# Neuroimmune modulation of neuronal function during cocaine conditioning

> **NIH NIH R21** · ICAHN SCHOOL OF MEDICINE AT MOUNT SINAI · 2020 · $211,875

## Abstract

Project Summary
Pathological substance use disorders are a public health crisis leading to tremendous morbidity and mortality
for afflicted patients and incalculable costs to society at large. Addiction to cocaine and other psychostimulants
accounts for a significant proportion of this burden of disease, and treatment of these patients is currently
limited by the lack of any FDA-approved pharmacotherapies. Despite significant advances in our
understanding of the dopaminergic, glutamatergic, and intracellular signaling cascades altered in models of
stimulant use disorders, efforts to develop medications aimed at treating stimulant use disorder have been
unsuccessful. There is a growing appreciation for the role of neuroimmune interactions in normal brain function
and plasticity as well as in the pathophysiology of neuropsychiatric diseases. Microglia, the resident immune
cells of the CNS, interact with neurons, prune synapses, and produce neurotrophic factors that can alter
synaptic plasticity and behavior. We have recently identified granulocyte-colony stimulating factor (G-CSF) as
a cytokine that is increased in blood and brain following prolonged cocaine. Systemic injections of G-CSF
enhance the formation of conditioned place preference and enhance motivation to self-administer cocaine.
Additionally, G-CSF potentiates cocaine induction of the immediate early gene c-Fos and enhances dopamine
release from the ventral tegmental area into the nucleus accumbens (NAc). Interestingly, the receptor for G-
CSF is expressed exclusively on microglia in the NAc. In this proposal we will utilize cutting-edge in vivo
imaging technology to directly visualize and interrogate the effects of this microglial modulator on patterns of
neuronal activity that encode cocaine administration and seeking. In Aim 1 we will record calcium signals in D1
and D2 expressing medium spiny neurons in the NAc of animals treated with G-CSF or vehicle during active
cocaine self-administration or during a drug seeking task. Given that the D1 and D2 expressing populations of
neurons have been shown to have opposing effects on encoding rewarding stimuli, these experiments will
provide crucial information as to how G-CSF is shifting the balance of patterns of neural activity between these
two discrete cell populations.
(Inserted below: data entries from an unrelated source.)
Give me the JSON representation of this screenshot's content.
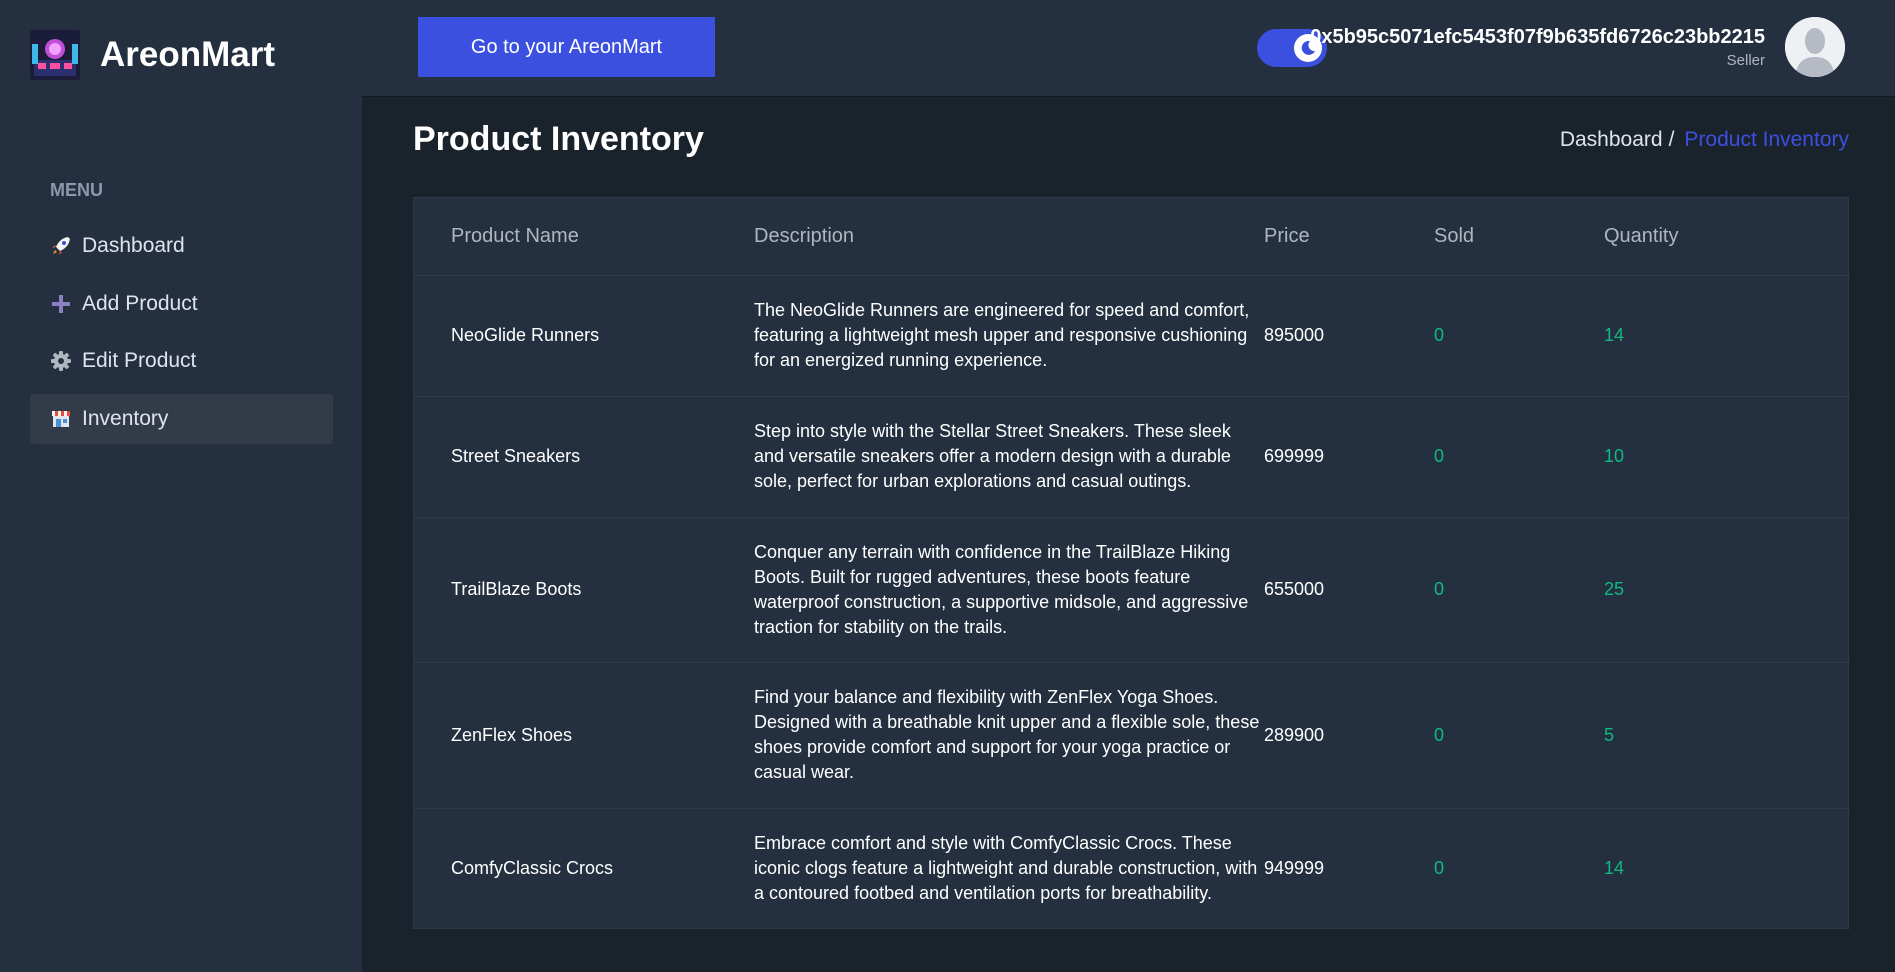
{
  "brand": {
    "name": "AreonMart"
  },
  "header": {
    "goto_button": "Go to your AreonMart",
    "user_address": "0x5b95c5071efc5453f07f9b635fd6726c23bb2215",
    "user_role": "Seller"
  },
  "sidebar": {
    "menu_title": "MENU",
    "items": [
      {
        "label": "Dashboard",
        "icon": "rocket-icon"
      },
      {
        "label": "Add Product",
        "icon": "plus-icon"
      },
      {
        "label": "Edit Product",
        "icon": "gear-icon"
      },
      {
        "label": "Inventory",
        "icon": "store-icon",
        "active": true
      }
    ]
  },
  "page": {
    "title": "Product Inventory",
    "breadcrumb": {
      "home": "Dashboard",
      "separator": "/",
      "current": "Product Inventory"
    }
  },
  "table": {
    "headers": [
      "Product Name",
      "Description",
      "Price",
      "Sold",
      "Quantity"
    ],
    "rows": [
      {
        "name": "NeoGlide Runners",
        "description": "The NeoGlide Runners are engineered for speed and comfort, featuring a lightweight mesh upper and responsive cushioning for an energized running experience.",
        "price": "895000",
        "sold": "0",
        "quantity": "14"
      },
      {
        "name": "Street Sneakers",
        "description": "Step into style with the Stellar Street Sneakers. These sleek and versatile sneakers offer a modern design with a durable sole, perfect for urban explorations and casual outings.",
        "price": "699999",
        "sold": "0",
        "quantity": "10"
      },
      {
        "name": "TrailBlaze Boots",
        "description": "Conquer any terrain with confidence in the TrailBlaze Hiking Boots. Built for rugged adventures, these boots feature waterproof construction, a supportive midsole, and aggressive traction for stability on the trails.",
        "price": "655000",
        "sold": "0",
        "quantity": "25"
      },
      {
        "name": "ZenFlex Shoes",
        "description": "Find your balance and flexibility with ZenFlex Yoga Shoes. Designed with a breathable knit upper and a flexible sole, these shoes provide comfort and support for your yoga practice or casual wear.",
        "price": "289900",
        "sold": "0",
        "quantity": "5"
      },
      {
        "name": "ComfyClassic Crocs",
        "description": "Embrace comfort and style with ComfyClassic Crocs. These iconic clogs feature a lightweight and durable construction, with a contoured footbed and ventilation ports for breathability.",
        "price": "949999",
        "sold": "0",
        "quantity": "14"
      }
    ]
  },
  "colors": {
    "accent": "#3c50e0",
    "positive": "#10b981",
    "background": "#1a222c",
    "panel": "#24303f"
  }
}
In Aim 2, we will test the causal nature of G-CSF signaling through microglia by
using a transgenic mouse model that deletes the G-CSF receptor exclusively in microglia and measure
behavioral and neural circuit changes. Together, these experiments will characterize the neural circuit changes
induced by G-CSF signaling through microglia and elucidate the mechanisms by which microglial signaling
controls cocaine-associated behavior.

## Key facts

- **NIH application ID:** 10015251
- **Project number:** 5R21DA049568-02
- **Recipient organization:** ICAHN SCHOOL OF MEDICINE AT MOUNT SINAI
- **Principal Investigator:** Drew Kiraly
- **Activity code:** R21 (R01, R21, SBIR, etc.)
- **Funding institute:** NIH
- **Fiscal year:** 2020
- **Award amount:** $211,875
- **Award type:** 5
- **Project period:** 2019-09-15 → 2021-08-31

## Primary source

NIH RePORTER: https://reporter.nih.gov/project-details/10015251

## Citation

> US National Institutes of Health, RePORTER application 10015251, Neuroimmune modulation of neuronal function during cocaine conditioning (5R21DA049568-02). Retrieved via AI Analytics 2026-05-29 from https://api.ai-analytics.org/grant/nih/10015251. Licensed CC0.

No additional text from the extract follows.